Beni birden kollarının arasına alıp arabaya doğru koşmaya başladı. Koştukça o nefes nefese kalıyor bir yandan bana bakıyordu. Beni arabaya getirip hemen bindirdiğinde kendiside arabaya atladı. Arabayı çalıştırırken yüzünden süzülen damlalara baktım. Saçları tamamen ıslanmış ara sıra bana bakarken yavaşça başımı diğer tarafa çevirdim. Sessizce son kez göz yaşlarımı dökmeye devam ettim. Aynada onu gördüğümde bir an gerçekten geldiğini düşündüğüm için aptal olmalıydım. Beni bu kadar üzen birisine değer veren birisi olarak ondan daha aptal olmalıydım. Artık burda tükenmiştim. Güçlenmem için farklı yollar denemem gerekiyordu.

&

Yapılan evlenme teklifi hayatımın dönüm noktası olacağını kimse bilemezdi. Arkasını dönüp giden acılarım sanki o gün onunla beni terk etmişti. Tuğberk'le hem imam nikahımız hem resmi nikahımız yapılmıştı. Toplu olarak yapılacak nikah babamın aldığı tarihte olacaktı. Tuğberk'le evlenmem hala bir hayal gibiydi. İmzayı atarken kendimi tamamen boşlukta hissetmiştim. Kalbimi bomboş hissetmiştim. Hissizleşmişti ellerim o imzayı atarken ama sonunda kondurmuştu o mürekkebi kağıda.
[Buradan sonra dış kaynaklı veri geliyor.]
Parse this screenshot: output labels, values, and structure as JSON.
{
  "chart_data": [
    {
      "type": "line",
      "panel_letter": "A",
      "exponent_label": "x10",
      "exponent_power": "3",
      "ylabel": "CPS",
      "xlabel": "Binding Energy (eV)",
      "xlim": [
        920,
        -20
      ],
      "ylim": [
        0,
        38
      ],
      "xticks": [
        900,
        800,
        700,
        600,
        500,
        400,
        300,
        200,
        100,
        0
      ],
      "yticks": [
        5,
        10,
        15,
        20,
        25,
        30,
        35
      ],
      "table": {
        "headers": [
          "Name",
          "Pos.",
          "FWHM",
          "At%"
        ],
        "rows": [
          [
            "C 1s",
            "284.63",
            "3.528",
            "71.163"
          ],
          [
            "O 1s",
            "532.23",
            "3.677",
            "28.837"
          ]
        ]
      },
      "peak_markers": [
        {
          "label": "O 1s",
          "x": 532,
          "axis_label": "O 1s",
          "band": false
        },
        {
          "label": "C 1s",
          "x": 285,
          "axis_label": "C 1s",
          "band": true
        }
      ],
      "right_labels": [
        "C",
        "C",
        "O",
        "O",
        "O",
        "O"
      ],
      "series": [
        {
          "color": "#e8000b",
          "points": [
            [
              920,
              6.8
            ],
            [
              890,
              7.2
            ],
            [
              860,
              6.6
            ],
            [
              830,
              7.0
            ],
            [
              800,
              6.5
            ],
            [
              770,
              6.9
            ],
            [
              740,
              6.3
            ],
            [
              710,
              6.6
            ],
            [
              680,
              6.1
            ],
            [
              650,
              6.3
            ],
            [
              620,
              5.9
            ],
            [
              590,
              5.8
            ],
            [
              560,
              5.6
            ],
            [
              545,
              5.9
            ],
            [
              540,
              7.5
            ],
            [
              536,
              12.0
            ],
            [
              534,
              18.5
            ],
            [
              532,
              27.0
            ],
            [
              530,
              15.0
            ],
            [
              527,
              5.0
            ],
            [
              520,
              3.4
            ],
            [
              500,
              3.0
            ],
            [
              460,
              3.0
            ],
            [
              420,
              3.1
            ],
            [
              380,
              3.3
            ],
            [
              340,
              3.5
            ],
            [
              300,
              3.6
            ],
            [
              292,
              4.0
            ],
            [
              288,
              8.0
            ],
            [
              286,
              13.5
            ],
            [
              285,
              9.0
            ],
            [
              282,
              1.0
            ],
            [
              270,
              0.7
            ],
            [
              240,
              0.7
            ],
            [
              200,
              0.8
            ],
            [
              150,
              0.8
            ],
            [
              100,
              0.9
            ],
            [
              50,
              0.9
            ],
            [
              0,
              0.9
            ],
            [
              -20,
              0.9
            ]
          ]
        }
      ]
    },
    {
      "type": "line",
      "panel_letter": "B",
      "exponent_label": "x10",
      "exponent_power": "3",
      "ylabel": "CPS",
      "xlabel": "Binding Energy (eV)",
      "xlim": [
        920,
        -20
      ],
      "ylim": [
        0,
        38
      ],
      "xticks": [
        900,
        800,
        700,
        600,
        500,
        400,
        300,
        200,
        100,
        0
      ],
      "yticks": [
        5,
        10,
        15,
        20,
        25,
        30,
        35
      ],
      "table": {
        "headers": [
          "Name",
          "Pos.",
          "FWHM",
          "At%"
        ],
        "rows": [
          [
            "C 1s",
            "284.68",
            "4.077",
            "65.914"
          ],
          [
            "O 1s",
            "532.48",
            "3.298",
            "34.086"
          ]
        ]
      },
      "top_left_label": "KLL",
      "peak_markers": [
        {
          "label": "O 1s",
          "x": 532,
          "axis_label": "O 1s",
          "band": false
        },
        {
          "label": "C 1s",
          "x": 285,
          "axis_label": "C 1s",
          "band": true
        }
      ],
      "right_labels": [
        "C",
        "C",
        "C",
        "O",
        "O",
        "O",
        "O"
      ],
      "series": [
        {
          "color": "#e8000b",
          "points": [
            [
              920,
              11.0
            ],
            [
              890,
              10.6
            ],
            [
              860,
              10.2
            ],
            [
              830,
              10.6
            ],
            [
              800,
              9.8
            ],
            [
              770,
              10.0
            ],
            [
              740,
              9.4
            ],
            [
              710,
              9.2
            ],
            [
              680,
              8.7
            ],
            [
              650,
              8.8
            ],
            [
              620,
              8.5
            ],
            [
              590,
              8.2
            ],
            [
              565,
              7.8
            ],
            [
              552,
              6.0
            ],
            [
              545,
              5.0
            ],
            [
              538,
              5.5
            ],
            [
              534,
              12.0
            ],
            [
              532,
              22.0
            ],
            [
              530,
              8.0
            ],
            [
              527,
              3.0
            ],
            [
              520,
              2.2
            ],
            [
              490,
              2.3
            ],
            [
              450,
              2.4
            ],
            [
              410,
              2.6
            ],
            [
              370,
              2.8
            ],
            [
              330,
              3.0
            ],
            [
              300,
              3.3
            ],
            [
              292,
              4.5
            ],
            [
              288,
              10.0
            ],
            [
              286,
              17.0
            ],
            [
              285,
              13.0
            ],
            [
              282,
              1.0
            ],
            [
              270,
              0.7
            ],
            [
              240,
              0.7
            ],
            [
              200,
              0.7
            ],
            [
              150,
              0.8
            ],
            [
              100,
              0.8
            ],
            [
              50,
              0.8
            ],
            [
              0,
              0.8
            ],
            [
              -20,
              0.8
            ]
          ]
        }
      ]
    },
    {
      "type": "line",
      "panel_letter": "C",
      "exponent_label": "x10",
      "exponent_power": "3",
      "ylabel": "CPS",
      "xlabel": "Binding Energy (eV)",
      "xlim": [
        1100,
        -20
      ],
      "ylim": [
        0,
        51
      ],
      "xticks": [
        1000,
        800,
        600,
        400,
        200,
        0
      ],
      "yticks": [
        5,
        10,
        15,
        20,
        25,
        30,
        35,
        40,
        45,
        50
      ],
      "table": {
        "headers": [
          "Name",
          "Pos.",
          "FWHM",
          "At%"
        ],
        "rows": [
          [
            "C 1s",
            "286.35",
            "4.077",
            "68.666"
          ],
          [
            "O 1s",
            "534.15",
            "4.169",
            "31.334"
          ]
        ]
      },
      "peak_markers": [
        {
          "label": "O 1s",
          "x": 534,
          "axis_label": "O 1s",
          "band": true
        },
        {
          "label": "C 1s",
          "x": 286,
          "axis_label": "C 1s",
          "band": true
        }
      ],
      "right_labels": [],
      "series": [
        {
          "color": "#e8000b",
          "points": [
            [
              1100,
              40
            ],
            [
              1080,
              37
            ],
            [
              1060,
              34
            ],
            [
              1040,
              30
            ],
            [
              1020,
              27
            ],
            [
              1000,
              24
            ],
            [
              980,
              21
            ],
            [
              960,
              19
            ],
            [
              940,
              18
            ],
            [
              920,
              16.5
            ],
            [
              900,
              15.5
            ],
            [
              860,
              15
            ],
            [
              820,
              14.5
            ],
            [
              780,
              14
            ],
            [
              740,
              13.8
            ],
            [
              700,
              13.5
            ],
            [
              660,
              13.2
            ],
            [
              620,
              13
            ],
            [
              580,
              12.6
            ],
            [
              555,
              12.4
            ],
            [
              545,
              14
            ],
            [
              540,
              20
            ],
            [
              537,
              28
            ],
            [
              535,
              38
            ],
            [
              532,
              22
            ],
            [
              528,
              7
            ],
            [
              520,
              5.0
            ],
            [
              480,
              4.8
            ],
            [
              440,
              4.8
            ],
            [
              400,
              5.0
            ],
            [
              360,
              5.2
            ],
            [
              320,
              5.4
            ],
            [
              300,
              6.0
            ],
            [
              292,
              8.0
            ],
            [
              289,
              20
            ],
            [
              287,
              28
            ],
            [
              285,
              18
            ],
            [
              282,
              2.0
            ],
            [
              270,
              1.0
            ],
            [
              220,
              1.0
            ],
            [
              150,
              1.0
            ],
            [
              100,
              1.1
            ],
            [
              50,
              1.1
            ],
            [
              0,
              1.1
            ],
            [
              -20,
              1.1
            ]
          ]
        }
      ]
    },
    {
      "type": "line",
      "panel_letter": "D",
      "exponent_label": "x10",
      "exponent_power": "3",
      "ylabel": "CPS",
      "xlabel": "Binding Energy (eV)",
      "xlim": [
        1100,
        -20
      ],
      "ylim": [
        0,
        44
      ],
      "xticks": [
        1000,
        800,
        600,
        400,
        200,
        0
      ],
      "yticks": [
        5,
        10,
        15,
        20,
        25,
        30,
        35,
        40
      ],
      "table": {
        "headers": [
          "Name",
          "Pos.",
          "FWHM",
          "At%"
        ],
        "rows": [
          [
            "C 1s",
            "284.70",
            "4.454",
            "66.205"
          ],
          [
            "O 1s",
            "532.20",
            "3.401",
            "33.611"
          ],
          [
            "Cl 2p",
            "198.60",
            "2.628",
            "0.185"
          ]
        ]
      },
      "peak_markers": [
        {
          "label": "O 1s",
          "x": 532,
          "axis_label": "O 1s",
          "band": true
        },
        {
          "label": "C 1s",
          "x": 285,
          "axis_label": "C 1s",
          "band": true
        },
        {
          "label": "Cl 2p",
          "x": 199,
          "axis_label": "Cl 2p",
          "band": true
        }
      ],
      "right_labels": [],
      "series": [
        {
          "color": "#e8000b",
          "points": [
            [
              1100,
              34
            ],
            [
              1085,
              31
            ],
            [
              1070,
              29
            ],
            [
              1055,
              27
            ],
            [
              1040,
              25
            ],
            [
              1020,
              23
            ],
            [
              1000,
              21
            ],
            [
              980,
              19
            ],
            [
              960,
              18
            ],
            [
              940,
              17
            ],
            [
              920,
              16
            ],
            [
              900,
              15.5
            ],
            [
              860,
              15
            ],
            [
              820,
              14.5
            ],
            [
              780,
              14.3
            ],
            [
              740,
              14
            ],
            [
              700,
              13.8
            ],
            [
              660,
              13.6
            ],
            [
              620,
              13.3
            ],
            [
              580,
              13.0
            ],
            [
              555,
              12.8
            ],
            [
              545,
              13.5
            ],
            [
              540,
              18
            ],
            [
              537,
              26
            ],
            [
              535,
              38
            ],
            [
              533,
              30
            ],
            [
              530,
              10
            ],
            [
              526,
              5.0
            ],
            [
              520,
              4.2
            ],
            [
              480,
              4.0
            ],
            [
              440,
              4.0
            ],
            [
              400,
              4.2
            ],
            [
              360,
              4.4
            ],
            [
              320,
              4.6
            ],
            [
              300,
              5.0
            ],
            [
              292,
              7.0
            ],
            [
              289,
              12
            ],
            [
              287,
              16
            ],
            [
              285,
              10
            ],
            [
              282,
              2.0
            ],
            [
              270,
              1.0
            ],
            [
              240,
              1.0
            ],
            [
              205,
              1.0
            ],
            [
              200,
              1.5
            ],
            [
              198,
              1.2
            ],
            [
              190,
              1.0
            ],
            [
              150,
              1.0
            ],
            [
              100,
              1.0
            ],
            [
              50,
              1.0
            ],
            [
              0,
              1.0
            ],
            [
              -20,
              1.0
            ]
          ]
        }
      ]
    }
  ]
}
Tuğberk'le hazırlamamız gereken düğün davetiyeleri, kıyafetler , alıcak bir sürü şey vardı şimdi.

Annem hepsi için bir liste yapmıştı benim için. Hayatım normalleşirken kendimi bomboş hissetmiştim. Sadece Tuğberk'le evlendiğimi Semra'ya söyleyebilmiştim. Bana söz vermişti. Kimseye söylemeyecekti. İlk o duyduğu için mutluydu. Bende onunla dertleşebildiğim için mutluydum. Bu boşlukta birilerine ihtiyacım vardı. Semra gelinliğimin çok güzel olmasını istiyordu.Düğün davetiyelerimi birlikte beğenmek istiyordu. O benden daha heyecanlıydı benim için. Neler yapılacağını öğrenmek istiyordu. Sanırım her şey yeniden başlamıştı.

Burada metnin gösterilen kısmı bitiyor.